Astronomer Annie Jump Cannon was born #OTD in 1863. She was a pioneer of stellar classification and co-creator of the Harvard Classification Scheme. Over her lifetime she *manually* classified around 350,000 stars.

Image: Harvard University, Radcliffe Archives

Cannon expanded on the classification used by Edward Pickering (director of the Harvard Observatory from 1877-1919) and Williamina Fleming, adding the O, B, A, F, G, K, M spectral classes.

The Harvard Classification system, adopted by the International Astronomical Union in 1922, is still in use today.

Annie Jump Cannon learned the basics of astronomy from her mother Mary, who taught her to recognize constellations. Together they built a little observatory in the attic of their home.

Her father encouraged her to attend a new college for women in Massachusetts –– Wellesley. She liked the school but not the weather. She was often sick during her first year there. These illnesses may have contributed to the eventual loss of her hearing.

At Wellesley she studied Physics and Astronomy, working with Sarah Frances Whiting.

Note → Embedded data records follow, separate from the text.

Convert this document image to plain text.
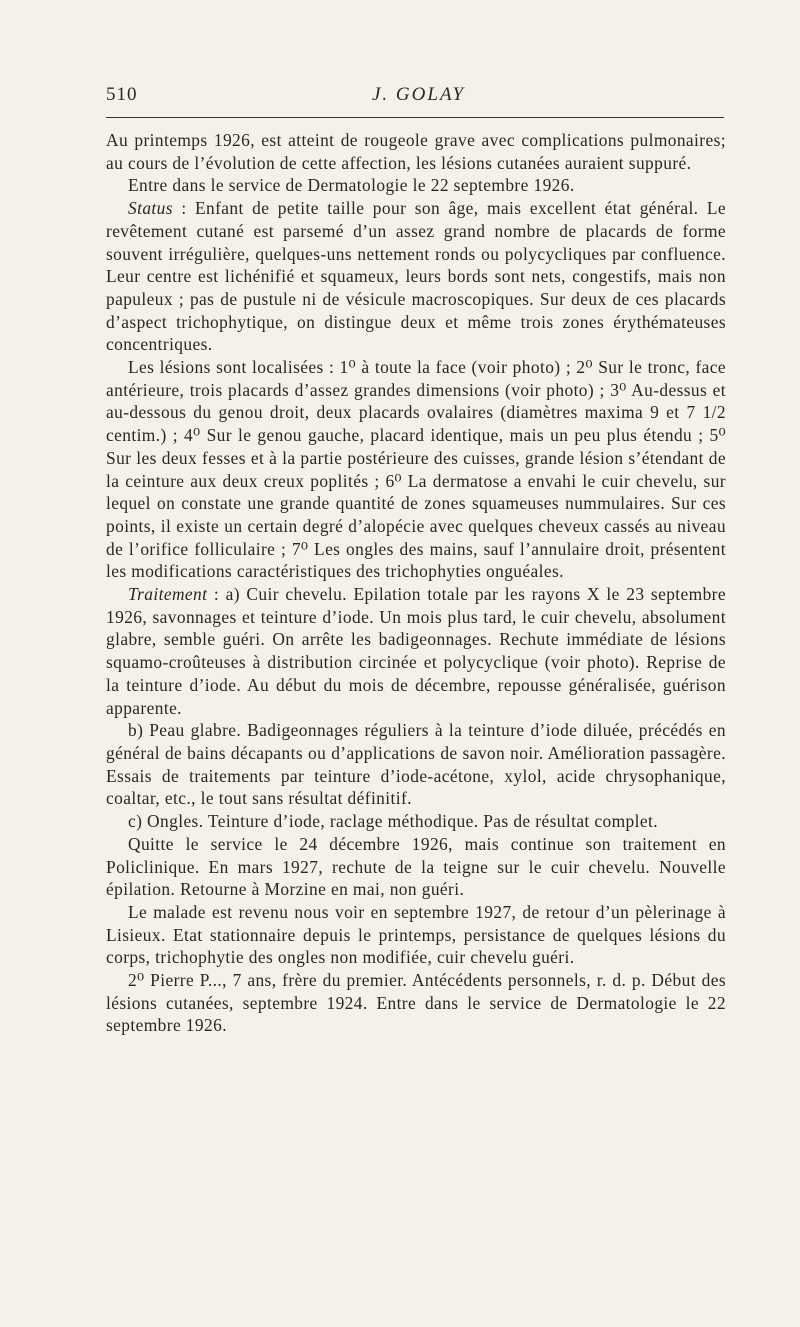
510	J. GOLAY

Au printemps 1926, est atteint de rougeole grave avec complications pulmonaires; au cours de l’évolution de cette affection, les lésions cutanées auraient suppuré.

Entre dans le service de Dermatologie le 22 septembre 1926.

Status : Enfant de petite taille pour son âge, mais excellent état général. Le revêtement cutané est parsemé d’un assez grand nombre de placards de forme souvent irrégulière, quelques-uns nettement ronds ou polycycliques par confluence. Leur centre est lichénifié et squameux, leurs bords sont nets, congestifs, mais non papuleux ; pas de pustule ni de vésicule macroscopiques. Sur deux de ces placards d’aspect trichophytique, on distingue deux et même trois zones érythémateuses concentriques.

Les lésions sont localisées : 1⁰ à toute la face (voir photo) ; 2⁰ Sur le tronc, face antérieure, trois placards d’assez grandes dimensions (voir photo) ; 3⁰ Au-dessus et au-dessous du genou droit, deux placards ovalaires (diamètres maxima 9 et 7 1/2 centim.) ; 4⁰ Sur le genou gauche, placard identique, mais un peu plus étendu ; 5⁰ Sur les deux fesses et à la partie postérieure des cuisses, grande lésion s’étendant de la ceinture aux deux creux poplités ; 6⁰ La dermatose a envahi le cuir chevelu, sur lequel on constate une grande quantité de zones squameuses nummulaires. Sur ces points, il existe un certain degré d’alopécie avec quelques cheveux cassés au niveau de l’orifice folliculaire ; 7⁰ Les ongles des mains, sauf l’annulaire droit, présentent les modifications caractéristiques des trichophyties onguéales.

Traitement : a) Cuir chevelu. Epilation totale par les rayons X le 23 septembre 1926, savonnages et teinture d’iode. Un mois plus tard, le cuir chevelu, absolument glabre, semble guéri. On arrête les badigeonnages. Rechute immédiate de lésions squamo-croûteuses à distribution circinée et polycyclique (voir photo). Reprise de la teinture d’iode. Au début du mois de décembre, repousse généralisée, guérison apparente.

b) Peau glabre. Badigeonnages réguliers à la teinture d’iode diluée, précédés en général de bains décapants ou d’applications de savon noir. Amélioration passagère. Essais de traitements par teinture d’iode-acétone, xylol, acide chrysophanique, coaltar, etc., le tout sans résultat définitif.

c) Ongles. Teinture d’iode, raclage méthodique. Pas de résultat complet.

Quitte le service le 24 décembre 1926, mais continue son traitement en Policlinique. En mars 1927, rechute de la teigne sur le cuir chevelu. Nouvelle épilation. Retourne à Morzine en mai, non guéri.

Le malade est revenu nous voir en septembre 1927, de retour d’un pèlerinage à Lisieux. Etat stationnaire depuis le printemps, persistance de quelques lésions du corps, trichophytie des ongles non modifiée, cuir chevelu guéri.

2⁰ Pierre P..., 7 ans, frère du premier. Antécédents personnels, r. d. p. Début des lésions cutanées, septembre 1924. Entre dans le service de Dermatologie le 22 septembre 1926.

https://en.wikipedia.org/wiki/Sarah_Frances_Whiting

Cannon excelled and graduated in 1884 as the valedictorian of her class. But she didn't pursue a career in science. Instead, she moved home to Delaware where she led an active social life.

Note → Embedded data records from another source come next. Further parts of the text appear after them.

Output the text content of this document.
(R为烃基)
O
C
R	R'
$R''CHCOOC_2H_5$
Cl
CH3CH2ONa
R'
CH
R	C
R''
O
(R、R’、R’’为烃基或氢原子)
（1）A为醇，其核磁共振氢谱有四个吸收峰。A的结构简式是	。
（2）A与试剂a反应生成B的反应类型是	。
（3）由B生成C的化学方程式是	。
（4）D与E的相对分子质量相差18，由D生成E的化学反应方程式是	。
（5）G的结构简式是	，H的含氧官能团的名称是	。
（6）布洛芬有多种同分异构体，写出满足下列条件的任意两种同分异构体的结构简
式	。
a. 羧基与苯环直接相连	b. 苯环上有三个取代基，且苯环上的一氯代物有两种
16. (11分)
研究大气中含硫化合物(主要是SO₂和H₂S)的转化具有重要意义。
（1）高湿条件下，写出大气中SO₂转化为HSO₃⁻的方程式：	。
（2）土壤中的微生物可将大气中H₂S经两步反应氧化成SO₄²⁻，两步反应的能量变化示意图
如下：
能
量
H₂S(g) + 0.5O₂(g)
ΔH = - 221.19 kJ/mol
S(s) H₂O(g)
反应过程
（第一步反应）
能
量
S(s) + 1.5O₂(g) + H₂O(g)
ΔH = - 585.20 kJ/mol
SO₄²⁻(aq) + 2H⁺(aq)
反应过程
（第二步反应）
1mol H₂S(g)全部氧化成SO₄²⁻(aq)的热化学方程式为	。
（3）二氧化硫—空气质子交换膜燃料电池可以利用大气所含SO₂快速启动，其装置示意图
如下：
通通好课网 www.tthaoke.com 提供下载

In 1892, after traveling through Europe and publishing a collection of her photography, Cannon contracted scarlet fever and soon lost her hearing. Then in 1894 her mother died.

Sarah Frances Whiting - Wikipedia

Annie and her mother had been very close. She decided she had to leave Delaware, so she wrote to Whiting who offered her a position as a physics instructor at Wellesley.

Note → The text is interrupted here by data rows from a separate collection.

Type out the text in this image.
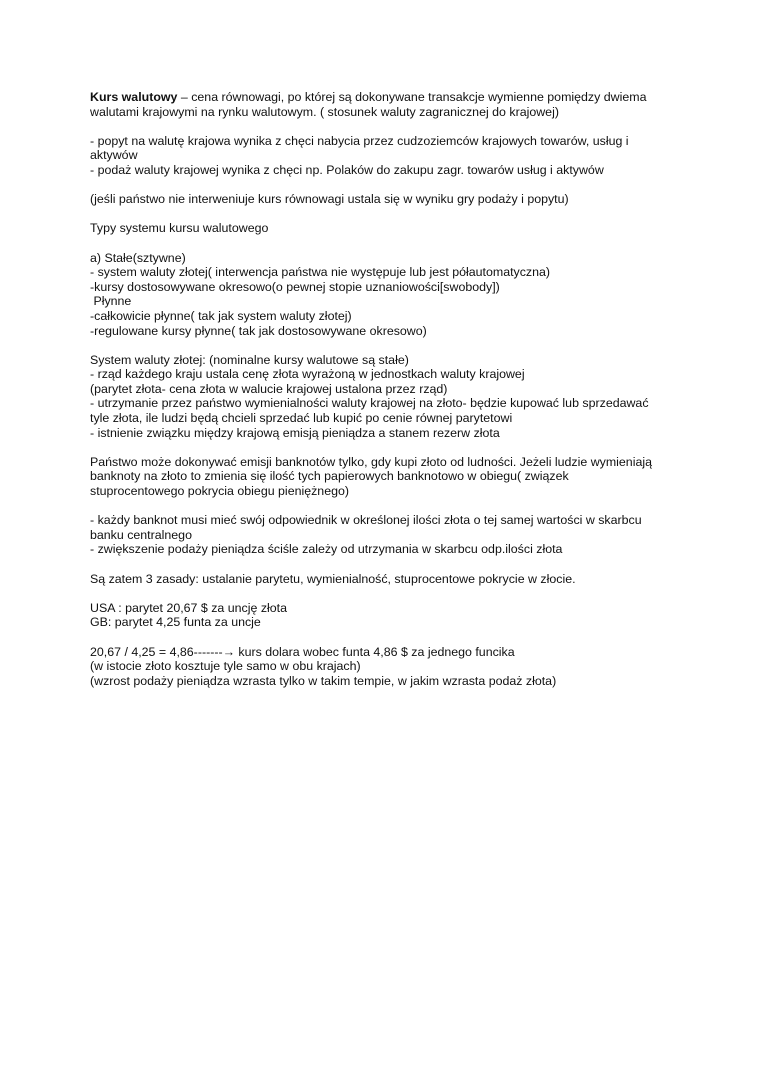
Kurs walutowy – cena równowagi, po której są dokonywane transakcje wymienne pomiędzy dwiema
walutami krajowymi na rynku walutowym. ( stosunek waluty zagranicznej do krajowej)
- popyt na walutę krajowa wynika z chęci nabycia przez cudzoziemców krajowych towarów, usług i
aktywów
- podaż waluty krajowej wynika z chęci np. Polaków do zakupu zagr. towarów usług i aktywów
(jeśli państwo nie interweniuje kurs równowagi ustala się w wyniku gry podaży i popytu)
Typy systemu kursu walutowego
a) Stałe(sztywne)
- system waluty złotej( interwencja państwa nie występuje lub jest półautomatyczna)
-kursy dostosowywane okresowo(o pewnej stopie uznaniowości[swobody])
Płynne
-całkowicie płynne( tak jak system waluty złotej)
-regulowane kursy płynne( tak jak dostosowywane okresowo)
System waluty złotej: (nominalne kursy walutowe są stałe)
- rząd każdego kraju ustala cenę złota wyrażoną w jednostkach waluty krajowej
(parytet złota- cena złota w walucie krajowej ustalona przez rząd)
- utrzymanie przez państwo wymienialności waluty krajowej na złoto- będzie kupować lub sprzedawać
tyle złota, ile ludzi będą chcieli sprzedać lub kupić po cenie równej parytetowi
- istnienie związku między krajową emisją pieniądza a stanem rezerw złota
Państwo może dokonywać emisji banknotów tylko, gdy kupi złoto od ludności. Jeżeli ludzie wymieniają
banknoty na złoto to zmienia się ilość tych papierowych banknotowo w obiegu( związek
stuprocentowego pokrycia obiegu pieniężnego)
- każdy banknot musi mieć swój odpowiednik w określonej ilości złota o tej samej wartości w skarbcu
banku centralnego
- zwiększenie podaży pieniądza ściśle zależy od utrzymania w skarbcu odp.ilości złota
Są zatem 3 zasady: ustalanie parytetu, wymienialność, stuprocentowe pokrycie w złocie.
USA : parytet 20,67 $ za uncję złota
GB: parytet 4,25 funta za uncje
20,67 / 4,25 = 4,86-------→ kurs dolara wobec funta 4,86 $ za jednego funcika
(w istocie złoto kosztuje tyle samo w obu krajach)
(wzrost podaży pieniądza wzrasta tylko w takim tempie, w jakim wzrasta podaż złota)
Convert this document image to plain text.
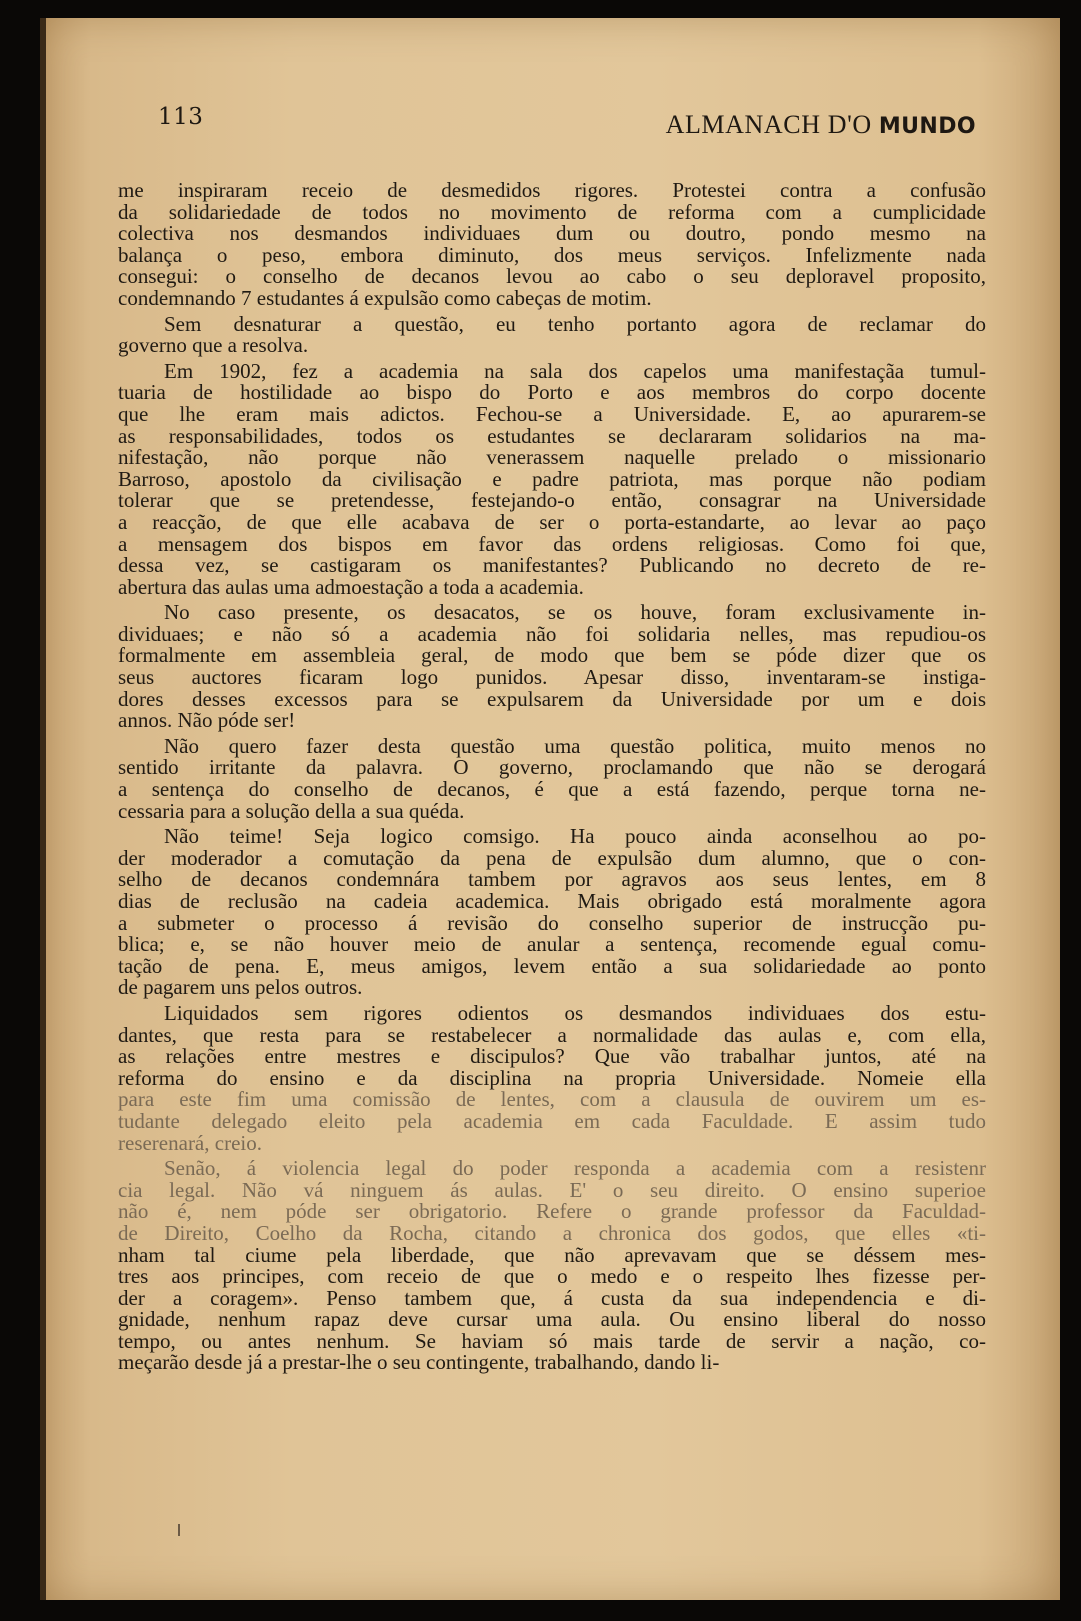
113	ALMANACH D'O MUNDO
me inspiraram receio de desmedidos rigores. Protestei contra a confusão
da solidariedade de todos no movimento de reforma com a cumplicidade
colectiva nos desmandos individuaes dum ou doutro, pondo mesmo na
balança o peso, embora diminuto, dos meus serviços. Infelizmente nada
consegui: o conselho de decanos levou ao cabo o seu deploravel proposito,
condemnando 7 estudantes á expulsão como cabeças de motim.
Sem desnaturar a questão, eu tenho portanto agora de reclamar do
governo que a resolva.
Em 1902, fez a academia na sala dos capelos uma manifestaçãa tumul-
tuaria de hostilidade ao bispo do Porto e aos membros do corpo docente
que lhe eram mais adictos. Fechou-se a Universidade. E, ao apurarem-se
as responsabilidades, todos os estudantes se declararam solidarios na ma-
nifestação, não porque não venerassem naquelle prelado o missionario
Barroso, apostolo da civilisação e padre patriota, mas porque não podiam
tolerar que se pretendesse, festejando-o então, consagrar na Universidade
a reacção, de que elle acabava de ser o porta-estandarte, ao levar ao paço
a mensagem dos bispos em favor das ordens religiosas. Como foi que,
dessa vez, se castigaram os manifestantes? Publicando no decreto de re-
abertura das aulas uma admoestação a toda a academia.
No caso presente, os desacatos, se os houve, foram exclusivamente in-
dividuaes; e não só a academia não foi solidaria nelles, mas repudiou-os
formalmente em assembleia geral, de modo que bem se póde dizer que os
seus auctores ficaram logo punidos. Apesar disso, inventaram-se instiga-
dores desses excessos para se expulsarem da Universidade por um e dois
annos. Não póde ser!
Não quero fazer desta questão uma questão politica, muito menos no
sentido irritante da palavra. O governo, proclamando que não se derogará
a sentença do conselho de decanos, é que a está fazendo, perque torna ne-
cessaria para a solução della a sua quéda.
Não teime! Seja logico comsigo. Ha pouco ainda aconselhou ao po-
der moderador a comutação da pena de expulsão dum alumno, que o con-
selho de decanos condemnára tambem por agravos aos seus lentes, em 8
dias de reclusão na cadeia academica. Mais obrigado está moralmente agora
a submeter o processo á revisão do conselho superior de instrucção pu-
blica; e, se não houver meio de anular a sentença, recomende egual comu-
tação de pena. E, meus amigos, levem então a sua solidariedade ao ponto
de pagarem uns pelos outros.
Liquidados sem rigores odientos os desmandos individuaes dos estu-
dantes, que resta para se restabelecer a normalidade das aulas e, com ella,
as relações entre mestres e discipulos? Que vão trabalhar juntos, até na
reforma do ensino e da disciplina na propria Universidade. Nomeie ella
para este fim uma comissão de lentes, com a clausula de ouvirem um es-
tudante delegado eleito pela academia em cada Faculdade. E assim tudo
reserenará, creio.
Senão, á violencia legal do poder responda a academia com a resistenr
cia legal. Não vá ninguem ás aulas. E' o seu direito. O ensino superioe
não é, nem póde ser obrigatorio. Refere o grande professor da Faculdad-
de Direito, Coelho da Rocha, citando a chronica dos godos, que elles «ti-
nham tal ciume pela liberdade, que não aprevavam que se déssem mes-
tres aos principes, com receio de que o medo e o respeito lhes fizesse per-
der a coragem». Penso tambem que, á custa da sua independencia e di-
gnidade, nenhum rapaz deve cursar uma aula. Ou ensino liberal do nosso
tempo, ou antes nenhum. Se haviam só mais tarde de servir a nação, co-
meçarão desde já a prestar-lhe o seu contingente, trabalhando, dando li-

Cannon returned to Massachusetts and enrolled at Radcliffe for graduate study in physics and astronomy. She began to work at the Harvard observatory under the direction of Edward Pickering, and was surprised to find several other women working there.

(Pickering often said that he employed women at the observatory because they were more patient and attentive to detail, and better at working with delicate equipment because of their "small hands." But he was also quick to note that he could pay them a quarter of a man's salary.)

Pickering put Cannon to work classifying stars according to their spectra. He had a ten year backlog of spectrograms that needed to be sorted according to the system he had developed with Williamina Fleming.

But there was a disagreement over how exactly the stars should be classified, with Antonia Maury advocating for a more complex system than the simple scheme used by Fleming.

Annie Jump Cannon proposed a third system, a refinement of the Fleming-Pickering system that gathered stars into seven groups – O, B, A, F, G, K, M – according to the strength of the Balmer lines in their spectra.

Later, Cecelia Payne would show that the OBAFGKM classification corresponds to descending temperature, with type O stars the hottest and type M the coolest.

Cannon's classification system was rapidly adopted by astronomers. In 1922 the International Astronomical Union passed a resolution formally adopting the system, which is still (with some modifications) in use today.
@mcnees Any way to make these long strings of posts into blog articles with an introductory post to set the topic and add hashtags to let people find them easily?